"Well, I must say, you have been very 여성알바 patient. General Sheridan is in the office and wishes to make his respects to you."

The General entered and thanked me for the manner in which I had endured all the inconvenience to which he had subjected me. He seemed, for some 369 reason, to wish me to think well of his course toward us, and began to explain it. He alluded to the policy that he had adopted.

"It was the very best thing to do," he declared. "The only way to stamp out this rebellion was to handle it without gloves."

If he fancied I would either argue or agree with him, he mistook me. I was silent. There was an embarrassing pause, and he began to berate our government for bad management. "Ladies should be better cared for," he said.

"Why, I assure you there was no necessity for your starving! I have unearthed, within forty miles of this place, enough provisions to keep you in perfect comfort."

Looking down, he espied the brown eyes of my baby steadfastly fastened on his face.

"I think I must borrow this little lady," he said. "It is not often General Sheridan has anything in his arms as sweet as this."

He still had her in his arms as he turned to leave the room, and she gladly went with him. Presently she was brought back with a parcel in her own arms—figs, bananas, cakes, and nuts.

Captain Lee came in late to bid me good-by, and to reiterate his thanks.

"You really have been so very nice! Now I am going to beg you will allow me to make some return."

I hastened to accept his offer. I told him that my General's pet mare, Lady Jane, was in his command. She had been missing ever since the battles around Richmond. John was sure he had seen her. 370 By some chance she had fallen into the hands of the troops now in Petersburg. Could it be possible for me to reclaim her?

The Captain looked grieved.

"No," he said; "I had no thought of anything of that kind. But a great many ladies have asked for what I am going to give you. I have brought you General Sheridan's autograph."

He instantly interpreted my disappointment. Before I could recover he added, "But it appears you don't wish it," and threw it on the table.

"I can at least, Captain, be grateful that you tried to please me."
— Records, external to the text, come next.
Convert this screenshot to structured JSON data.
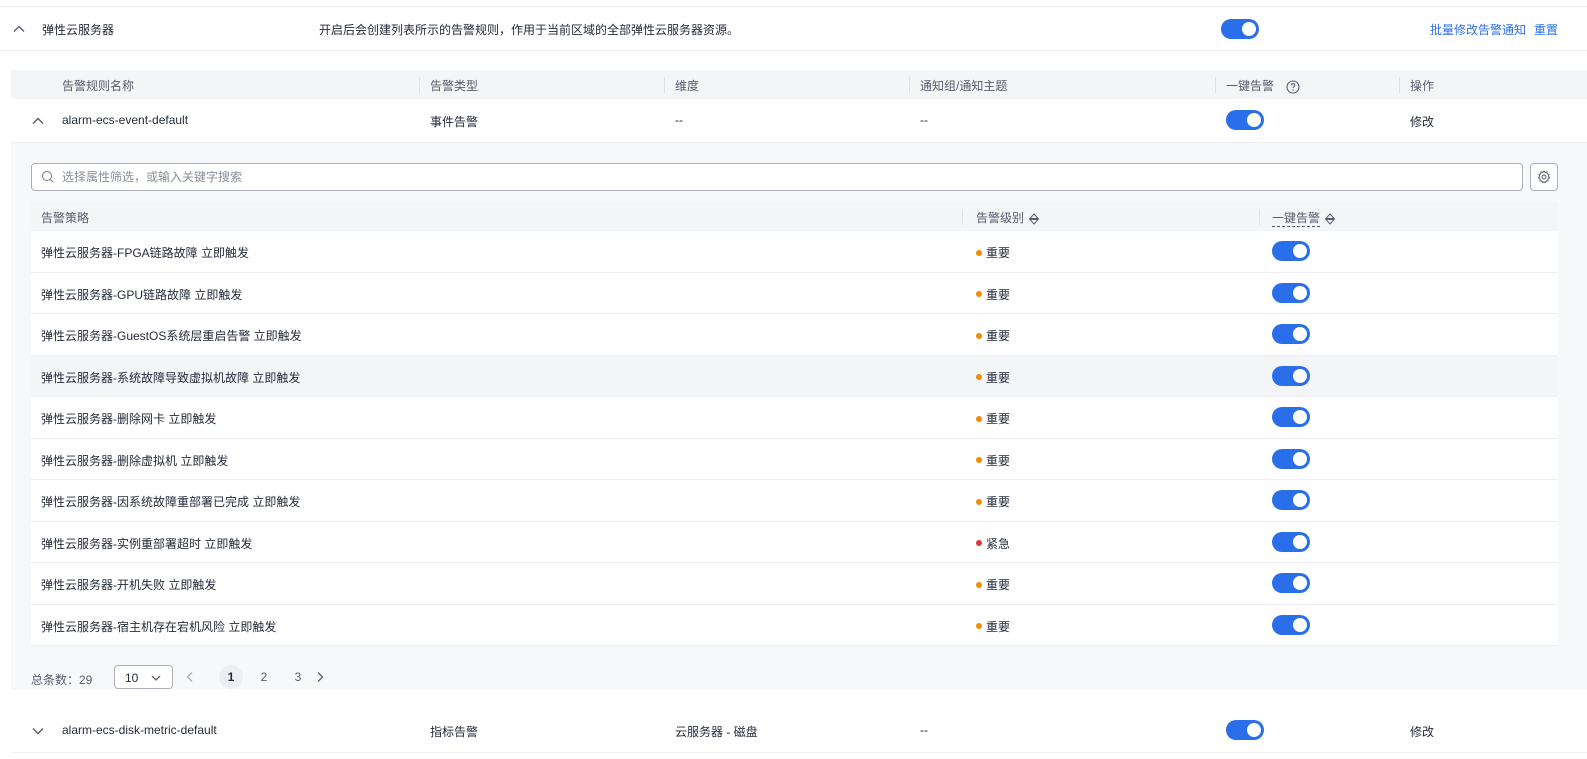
{
  "section": {
    "title": "弹性云服务器",
    "description": "开启后会创建列表所示的告警规则，作用于当前区域的全部弹性云服务器资源。",
    "enabled": true,
    "batch_edit_label": "批量修改告警通知",
    "reset_label": "重置"
  },
  "rule_table": {
    "headers": {
      "name": "告警规则名称",
      "type": "告警类型",
      "dimension": "维度",
      "notify": "通知组/通知主题",
      "one_click": "一键告警",
      "action": "操作"
    },
    "rows": [
      {
        "name": "alarm-ecs-event-default",
        "type": "事件告警",
        "dimension": "--",
        "notify": "--",
        "enabled": true,
        "action": "修改"
      },
      {
        "name": "alarm-ecs-disk-metric-default",
        "type": "指标告警",
        "dimension": "云服务器 - 磁盘",
        "notify": "--",
        "enabled": true,
        "action": "修改"
      }
    ]
  },
  "search": {
    "placeholder": "选择属性筛选，或输入关键字搜索"
  },
  "policy_table": {
    "headers": {
      "policy": "告警策略",
      "level": "告警级别",
      "one_click": "一键告警"
    },
    "rows": [
      {
        "policy": "弹性云服务器-FPGA链路故障 立即触发",
        "level": "重要",
        "level_color": "#f28b00",
        "enabled": true
      },
      {
        "policy": "弹性云服务器-GPU链路故障 立即触发",
        "level": "重要",
        "level_color": "#f28b00",
        "enabled": true
      },
      {
        "policy": "弹性云服务器-GuestOS系统层重启告警 立即触发",
        "level": "重要",
        "level_color": "#f28b00",
        "enabled": true
      },
      {
        "policy": "弹性云服务器-系统故障导致虚拟机故障 立即触发",
        "level": "重要",
        "level_color": "#f28b00",
        "enabled": true
      },
      {
        "policy": "弹性云服务器-删除网卡 立即触发",
        "level": "重要",
        "level_color": "#f28b00",
        "enabled": true
      },
      {
        "policy": "弹性云服务器-删除虚拟机 立即触发",
        "level": "重要",
        "level_color": "#f28b00",
        "enabled": true
      },
      {
        "policy": "弹性云服务器-因系统故障重部署已完成 立即触发",
        "level": "重要",
        "level_color": "#f28b00",
        "enabled": true
      },
      {
        "policy": "弹性云服务器-实例重部署超时 立即触发",
        "level": "紧急",
        "level_color": "#e8333a",
        "enabled": true
      },
      {
        "policy": "弹性云服务器-开机失败 立即触发",
        "level": "重要",
        "level_color": "#f28b00",
        "enabled": true
      },
      {
        "policy": "弹性云服务器-宿主机存在宕机风险 立即触发",
        "level": "重要",
        "level_color": "#f28b00",
        "enabled": true
      }
    ]
  },
  "pagination": {
    "total_label": "总条数：29",
    "page_size": "10",
    "pages": [
      "1",
      "2",
      "3"
    ],
    "current_page": "1"
  },
  "colors": {
    "accent": "#2a6ee9",
    "important": "#f28b00",
    "urgent": "#e8333a"
  }
}
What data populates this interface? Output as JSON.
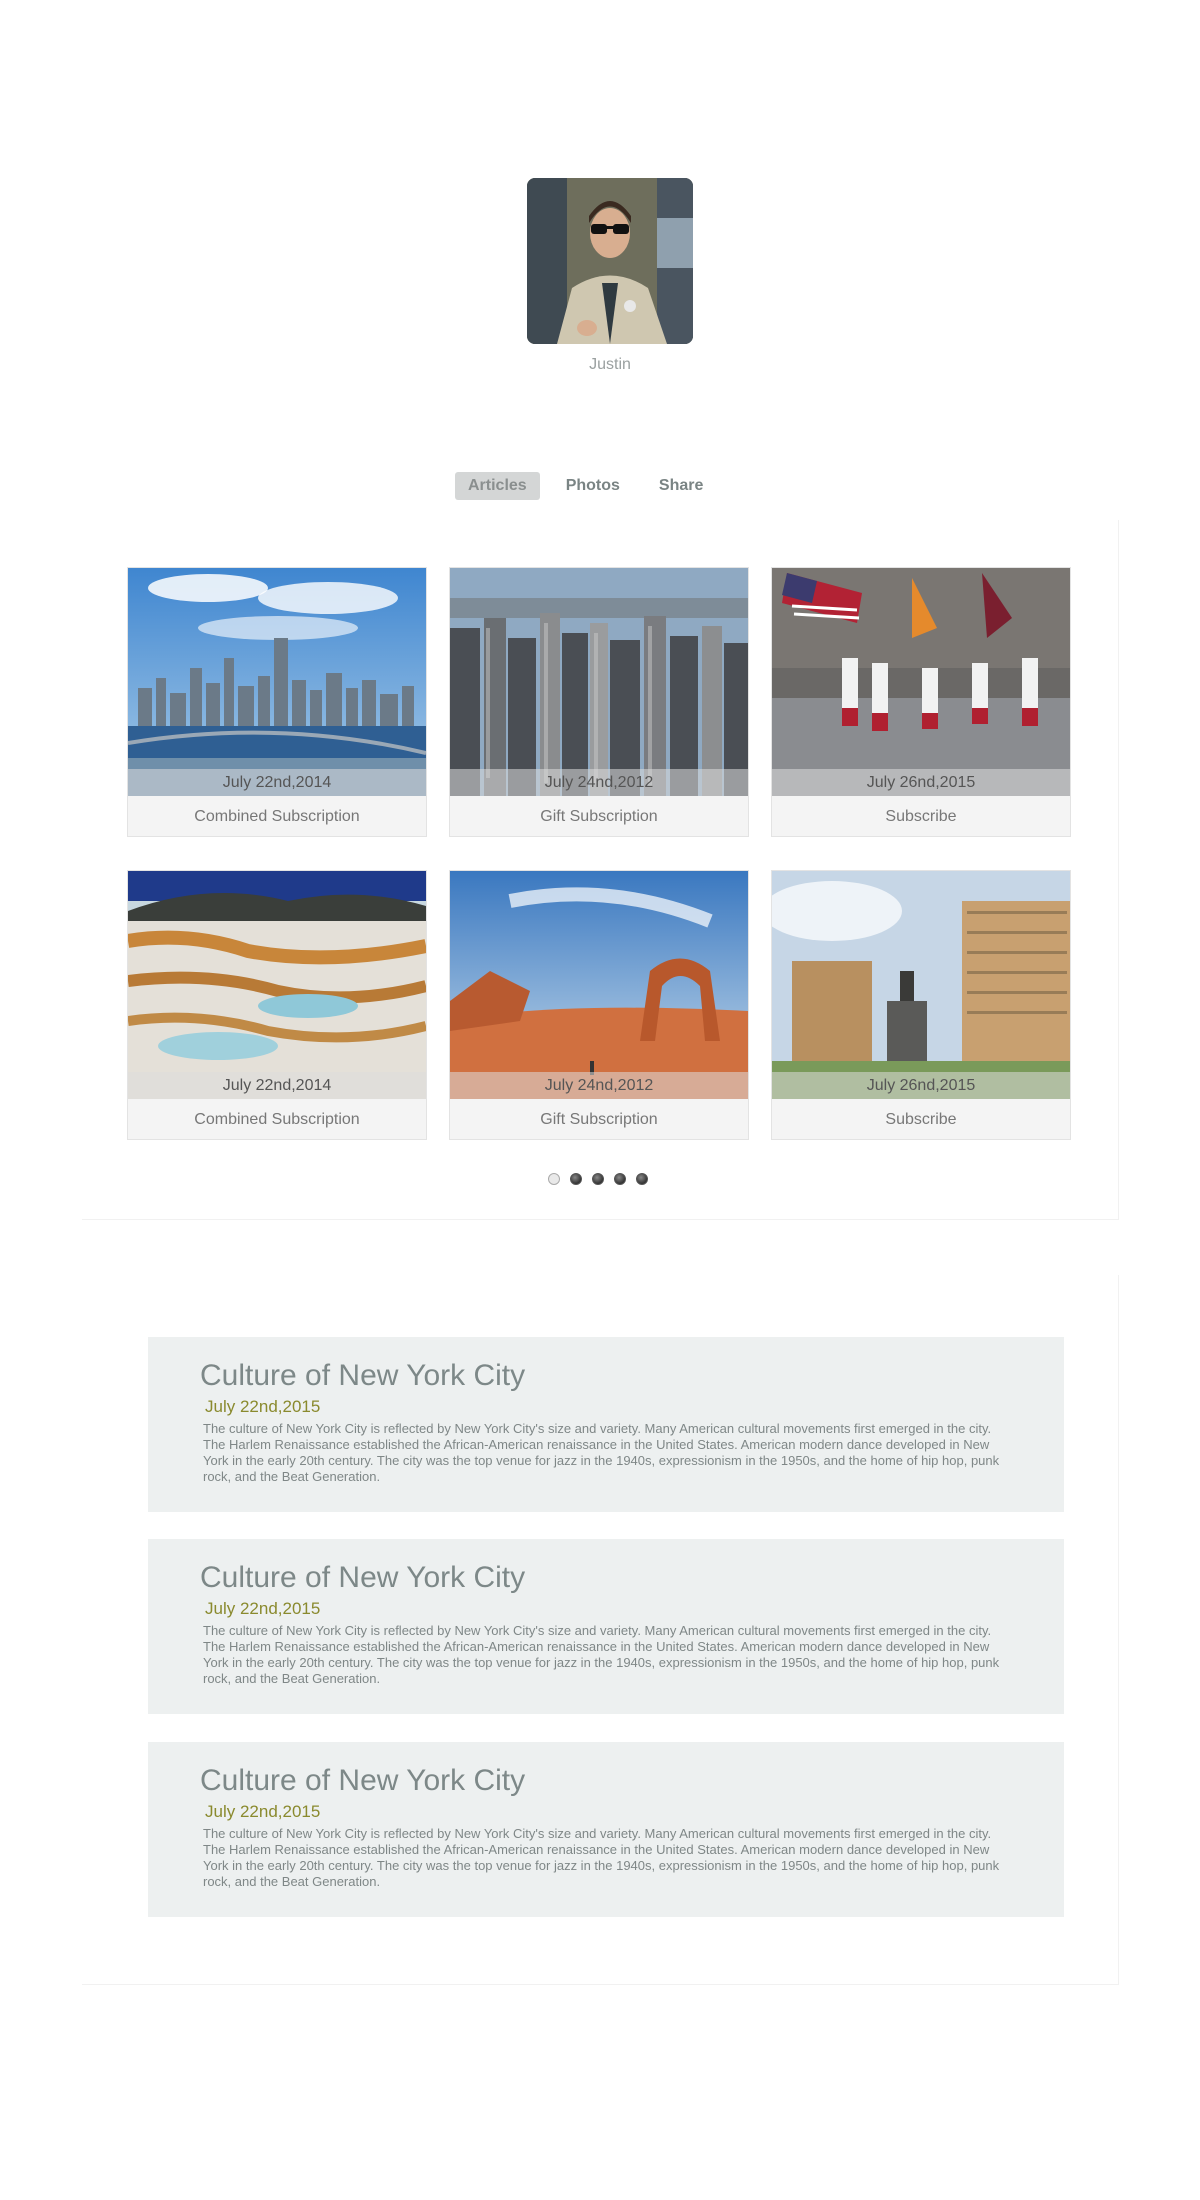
{
  "profile": {
    "name": "Justin"
  },
  "tabs": [
    {
      "label": "Articles",
      "active": true
    },
    {
      "label": "Photos",
      "active": false
    },
    {
      "label": "Share",
      "active": false
    }
  ],
  "gallery": {
    "cards": [
      {
        "date": "July 22nd,2014",
        "caption": "Combined Subscription",
        "image": "new-york-skyline-bridge"
      },
      {
        "date": "July 24nd,2012",
        "caption": "Gift Subscription",
        "image": "manhattan-aerial"
      },
      {
        "date": "July 26nd,2015",
        "caption": "Subscribe",
        "image": "parade-with-flags"
      },
      {
        "date": "July 22nd,2014",
        "caption": "Combined Subscription",
        "image": "travertine-terraces"
      },
      {
        "date": "July 24nd,2012",
        "caption": "Gift Subscription",
        "image": "desert-arch"
      },
      {
        "date": "July 26nd,2015",
        "caption": "Subscribe",
        "image": "city-square-statue"
      }
    ],
    "pagination_dots": 5,
    "active_dot": 0
  },
  "articles": [
    {
      "title": "Culture of New York City",
      "date": "July 22nd,2015",
      "body": "The culture of New York City is reflected by New York City's size and variety. Many American cultural movements first emerged in the city. The Harlem Renaissance established the African-American renaissance in the United States. American modern dance developed in New York in the early 20th century. The city was the top venue for jazz in the 1940s, expressionism in the 1950s, and the home of hip hop, punk rock, and the Beat Generation."
    },
    {
      "title": "Culture of New York City",
      "date": "July 22nd,2015",
      "body": "The culture of New York City is reflected by New York City's size and variety. Many American cultural movements first emerged in the city. The Harlem Renaissance established the African-American renaissance in the United States. American modern dance developed in New York in the early 20th century. The city was the top venue for jazz in the 1940s, expressionism in the 1950s, and the home of hip hop, punk rock, and the Beat Generation."
    },
    {
      "title": "Culture of New York City",
      "date": "July 22nd,2015",
      "body": "The culture of New York City is reflected by New York City's size and variety. Many American cultural movements first emerged in the city. The Harlem Renaissance established the African-American renaissance in the United States. American modern dance developed in New York in the early 20th century. The city was the top venue for jazz in the 1940s, expressionism in the 1950s, and the home of hip hop, punk rock, and the Beat Generation."
    }
  ],
  "colors": {
    "tab_active_bg": "#d4d6d6",
    "article_bg": "#edf0f0",
    "article_date": "#8a8a2e",
    "article_title": "#7d8888"
  }
}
That night the adjutant's office was closed. Next morning my husband returned. General Warren came in to see him. General Sheridan stood on our porch to receive the homage of his men, bowing to their cheers. General Warren looked on from our window. Presently the troops he had commanded when he was superseded by Sheridan passed the house. They saw their old commander, and the shouts, "Hurrah for General Warren," must have been harsh sounds for General Sheridan.
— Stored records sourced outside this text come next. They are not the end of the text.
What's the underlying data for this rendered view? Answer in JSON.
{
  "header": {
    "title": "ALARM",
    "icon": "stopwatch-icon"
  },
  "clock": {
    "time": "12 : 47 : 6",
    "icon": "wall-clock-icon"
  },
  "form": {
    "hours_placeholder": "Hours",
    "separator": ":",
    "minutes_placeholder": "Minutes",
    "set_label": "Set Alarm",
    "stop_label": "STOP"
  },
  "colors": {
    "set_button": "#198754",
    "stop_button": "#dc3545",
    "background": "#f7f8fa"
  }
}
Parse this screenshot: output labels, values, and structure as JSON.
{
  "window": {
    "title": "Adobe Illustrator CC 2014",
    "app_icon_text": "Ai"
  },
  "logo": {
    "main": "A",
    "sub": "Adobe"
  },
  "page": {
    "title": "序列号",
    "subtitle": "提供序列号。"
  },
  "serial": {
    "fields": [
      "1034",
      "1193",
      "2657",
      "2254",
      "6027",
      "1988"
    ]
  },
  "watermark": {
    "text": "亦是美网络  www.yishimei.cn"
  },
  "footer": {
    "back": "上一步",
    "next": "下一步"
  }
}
I was alone one afternoon in my accustomed seat, when a tall, lantern-jawed soldier with a musket on his shoulder marched in.

"I want some whiskey!" he informed me.

"You'll not get it here!"

"Wall, I guess you'll have to scare it up. I'll search the house.'

"Search away! I'll call the provost guard to help you," I said. 371
He turned and marched out. At the door he sent me a parting shot:—

"Wall! you've got a damned tongue ef you ain't got no whiskey!"

My husband has always considered this a very good story. I forestall him by telling it myself!

I grew very fond of General Warren. He spent many hours with us; tactful, considerate, and kind, he never grieved or offended us.

One evening he silently took his seat. Presently he said:—

"I have news which will be painful to you. It hurts me to tell you, but I think you had rather hear it from me than from a stranger—General Lee has surrendered."

It was an awful blow to us. All was over. All the suffering, bloodshed, death—all for nothing!

General Johnston's army was surrendered to General Sherman in North Carolina on April 26. The banner which had led the armies of the South through fire and blood to victory, to defeat, in times of starvation, cold, and friendlessness; the banner that Helen's lover had waved aloft on a forlorn hope until it fell from his lifeless hands; the banner found under the dying boy at Gettysburg, who had smilingly refused assistance lest it be discovered,—the banner of a thousand histories was furled forever, with none so poor to do it reverence.